Wednesday, March 19, 2025

Thandai Tres Leches

  

It is a delicious twist on the classic Mexican dessert, Tres Leches Cake, by incorporating the aromatic, spiced flavours of thandai.

Ingredients

For the cake: 

  • 1 cup  all purpose flour
  • 1 tsp baking pdr
  • 1/4 tsp baking soda
  • 1/4 tsp salt
  • 1/2 cup unsalted butter, softened
  • 1/2 cup sugar
  • 4 large eggs
  • 1 tsp vanilla essence
  • 1/2 cup whole milk
  • 1/4 cup thandai masala powder (homemade or store-bought)

For the Tres Leches soak:

  • 1/2 cup whole milk
  • 1/2 cup evaporated milk
  • 1/2 cup  sweetened condensed milk
  • 2 tbsp thandai masala powder 
  • 1/4 cup rose water
  • A pinch of saffron strands (optional, soaked in warm milk) 

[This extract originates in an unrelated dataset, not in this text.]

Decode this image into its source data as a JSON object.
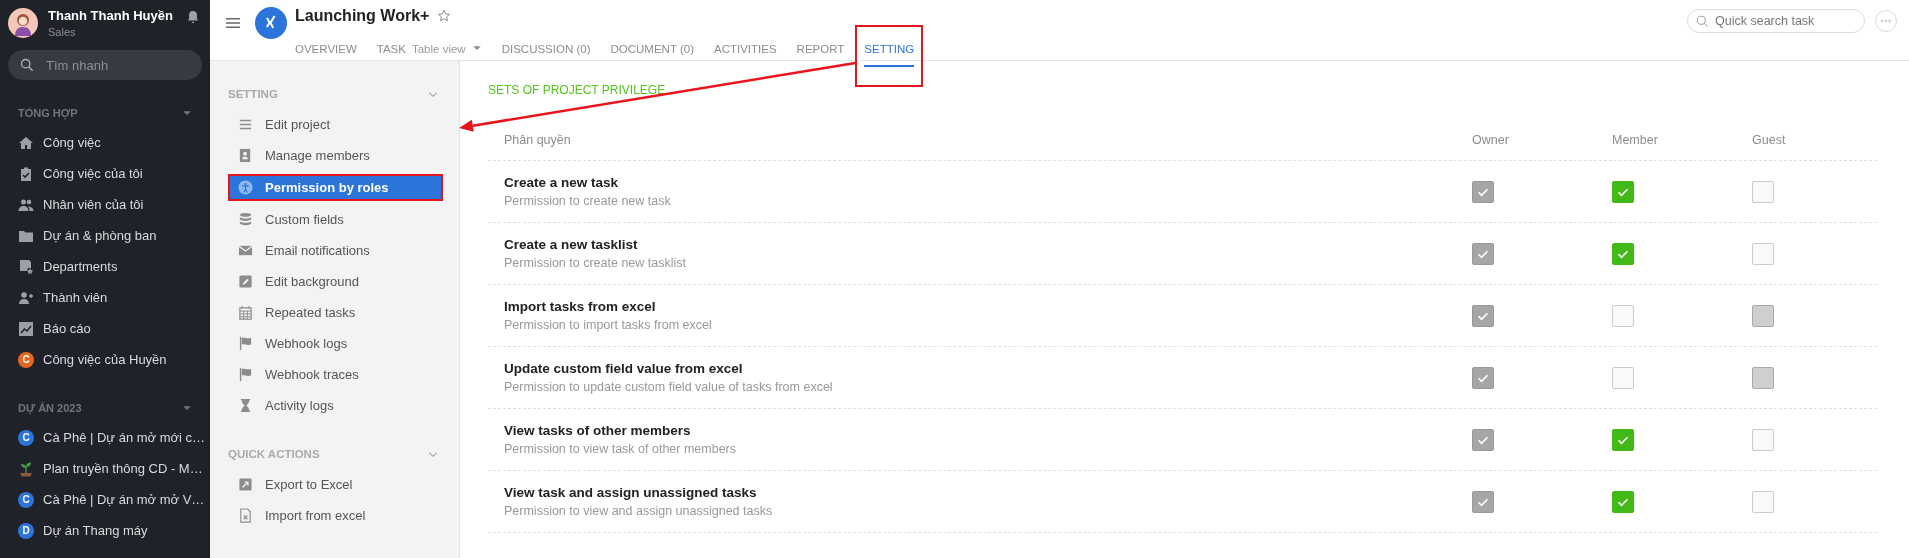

For the whipped cream topping:

  • 1 cup heavy cream
  • 2 tbsp pdr sugar
  • 1/2 tsp vanilla extract
  • Chopped nuts and rose petals for garnish

Method

  1. Preheat your oven to 350°F (175°C). Grease and flour a 9-inch round cake pan.  In a bowl, whisk together flour, baking powder, baking soda, and salt. Set aside. In a separate large bowl, beat together butter and sugar until light and fluffy (about 2-3 minutes). Add the eggs one at a time, beating well after each addition. Then, add vanilla extract and mix until combined.  Gradually add the dry ingredients to the wet ingredients, alternating with the whole milk, and mix until smooth.
  2. Gently fold in the thandai masala powder to infuse the batter with the fragrant spice mix. Pour the batter into the prepared cake pan and bake for 25-30 minutes, or until a toothpick inserted into the centre comes out clean. Allow the cake to cool in the pan for 10 minutes, then transfer it to a wire rack to cool completely. 
  3. In a bowl, whisk together whole milk, evaporated milk, sweetened condensed milk, and thandai masala powder until the spice powder is fully dissolved. Add rose water and soaked saffron for extra flavour.
  4. Once the cake has cooled completely, poke holes all over the surface using a fork or skewer. Slowly pour the tres leches mixture over the cake, allowing it to soak in. Let the cake absorb the milk mixture for about 20-30 minutes. You may need to add the liquid in batches to ensure the cake soaks up all the milk evenly.
  5. In a chilled bowl, whip the heavy cream with powdered sugar and vanilla extract until soft peaks form. Spread the whipped cream evenly over the soaked cake. 
  6. Garnish and serve the cake with chopped pistachios, almonds, and rose petals for a festive touch. Slice and serve chilled.

The cake is best served after being refrigerated for a few hours or overnight to allow the flavours to meld together. This dessert combines the moist, rich texture of the classic tres leches cake with the spicy, aromatic flavours of thandai, making it a truly special and indulgent treat.